Colin shook his head. “If you told me, I didn’t hear.”
“You heard, but you didn’t want to.”
“What kind of double-talk is that?”
Roy shrugged. He rattled the ice in his glass.
“Tell me again,” Colin said. “This time I want to hear.”
“I kill people.”
“Jeez. That’s really your big secret?”
“Seemed like a hell of a secret to me.”
“But it’s not true.”
“Am I your blood brother?”
“Yeah.”
“Do blood brothers lie to each other?”
“They’re not supposed to,” Colin admitted. “Okay. If you killed people, they must have had names. What were their names?”
“Stephen Rose and Philip Pacino.”
“Who were they?”
“Just two kids.”
“Friends?”
“They could have been if they’d wanted.”
“Why’d you kill ‘em?”
“They refused to be blood brothers with me. After that I couldn’t trust them.”

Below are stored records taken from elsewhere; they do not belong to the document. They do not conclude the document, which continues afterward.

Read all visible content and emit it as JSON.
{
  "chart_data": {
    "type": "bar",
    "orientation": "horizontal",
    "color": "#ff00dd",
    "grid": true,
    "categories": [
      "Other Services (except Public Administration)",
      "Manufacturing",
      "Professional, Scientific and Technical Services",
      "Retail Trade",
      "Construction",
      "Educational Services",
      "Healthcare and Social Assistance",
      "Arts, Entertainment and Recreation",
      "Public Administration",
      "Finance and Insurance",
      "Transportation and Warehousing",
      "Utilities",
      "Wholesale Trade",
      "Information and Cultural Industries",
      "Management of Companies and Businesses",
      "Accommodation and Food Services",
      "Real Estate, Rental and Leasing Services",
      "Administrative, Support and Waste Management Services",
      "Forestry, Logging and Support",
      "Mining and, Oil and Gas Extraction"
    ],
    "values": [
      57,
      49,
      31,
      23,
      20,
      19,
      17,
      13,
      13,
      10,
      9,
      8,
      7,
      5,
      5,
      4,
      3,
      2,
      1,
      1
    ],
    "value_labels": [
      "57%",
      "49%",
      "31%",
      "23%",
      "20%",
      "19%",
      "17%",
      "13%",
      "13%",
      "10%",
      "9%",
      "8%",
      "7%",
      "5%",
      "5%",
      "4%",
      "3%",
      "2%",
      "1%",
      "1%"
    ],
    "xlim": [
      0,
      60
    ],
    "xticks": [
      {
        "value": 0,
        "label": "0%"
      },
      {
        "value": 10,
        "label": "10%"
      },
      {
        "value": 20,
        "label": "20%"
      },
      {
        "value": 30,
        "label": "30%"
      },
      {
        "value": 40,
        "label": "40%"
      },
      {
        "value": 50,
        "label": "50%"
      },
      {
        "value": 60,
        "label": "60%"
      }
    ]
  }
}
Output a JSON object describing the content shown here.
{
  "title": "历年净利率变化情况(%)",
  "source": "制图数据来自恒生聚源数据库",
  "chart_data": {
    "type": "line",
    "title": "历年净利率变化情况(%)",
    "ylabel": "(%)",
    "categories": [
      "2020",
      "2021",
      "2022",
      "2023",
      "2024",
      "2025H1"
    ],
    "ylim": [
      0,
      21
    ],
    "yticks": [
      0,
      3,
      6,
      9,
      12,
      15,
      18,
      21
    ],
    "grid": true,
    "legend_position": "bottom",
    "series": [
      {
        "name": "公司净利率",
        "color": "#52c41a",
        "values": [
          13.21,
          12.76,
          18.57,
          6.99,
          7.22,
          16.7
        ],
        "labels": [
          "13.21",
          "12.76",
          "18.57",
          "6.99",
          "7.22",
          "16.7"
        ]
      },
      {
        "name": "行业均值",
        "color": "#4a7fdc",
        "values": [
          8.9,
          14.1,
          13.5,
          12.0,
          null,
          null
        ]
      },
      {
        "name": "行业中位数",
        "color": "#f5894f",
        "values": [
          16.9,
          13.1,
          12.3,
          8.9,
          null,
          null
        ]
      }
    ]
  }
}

“You mean you’d have killed me if I hadn’t wanted to be blood brothers?”
“Maybe.”
“Bullshit.”
“If it makes you happy to think so.”
“Where’d you kill them?”
“Right here in Santa Leona.”
“When?”
“I got Phil last summer, the first day of August, the day after his birthday, and I nailed Steve Rose the summer before that.”
“How?”
Roy smiled dreamily and closed his eyes, as if he were reliving it in his mind. “I pushed Steve off the cliff at Sandman’s Cove. He hit the rocks at the bottom. You should have seen him bounce. When they brought him up the next day, he was such a mess that even his old man couldn’t make a positive ID.”
“What about the other one-Phil Pacino?”
“We were at his house, building a model airplane,” Roy said. “His parents weren’t home. He didn’t have any brothers or sisters. Nobody knew I’d gone there. It was a perfect opportunity, so I squirted lighter fluid on his head and lit him.”
“Jeez.”
“As soon as I could see for sure that he was dead, I got the hell out of there. The whole house burned down. It was a real popper. A couple of days later, the fire marshal decided that Phil had started it by playing with matches.”
“You sure tell a good story,” Colin said.
Roy opened his eyes but didn’t speak.
Colin took their plates and glasses to the sink, washed them, and stacked them in the rack. As he worked he said, “You know, Roy, with your imagination, maybe you ought to write horror stories when you grow up. You’d make a bundle at it.”
Roy made no move to help with the clean-up. “You mean you still think I’m playing some sort of game with you?”
“Well, you make up a couple of names-”
“Steve Rose and Phil Pacino were real people. You can check on that easy enough. Just go to the library and look through the back issues of the News Register. You can read all about how they died.”
“Maybe I’ll do that.”
“Maybe you should.”
“But even if this Steve Rose did fall off the cliff at Sandman’s Cove, and even if Phil Pacino burned to death in his own home-it wouldn’t prove anything. Not a thing. Both of them could have been accidents.”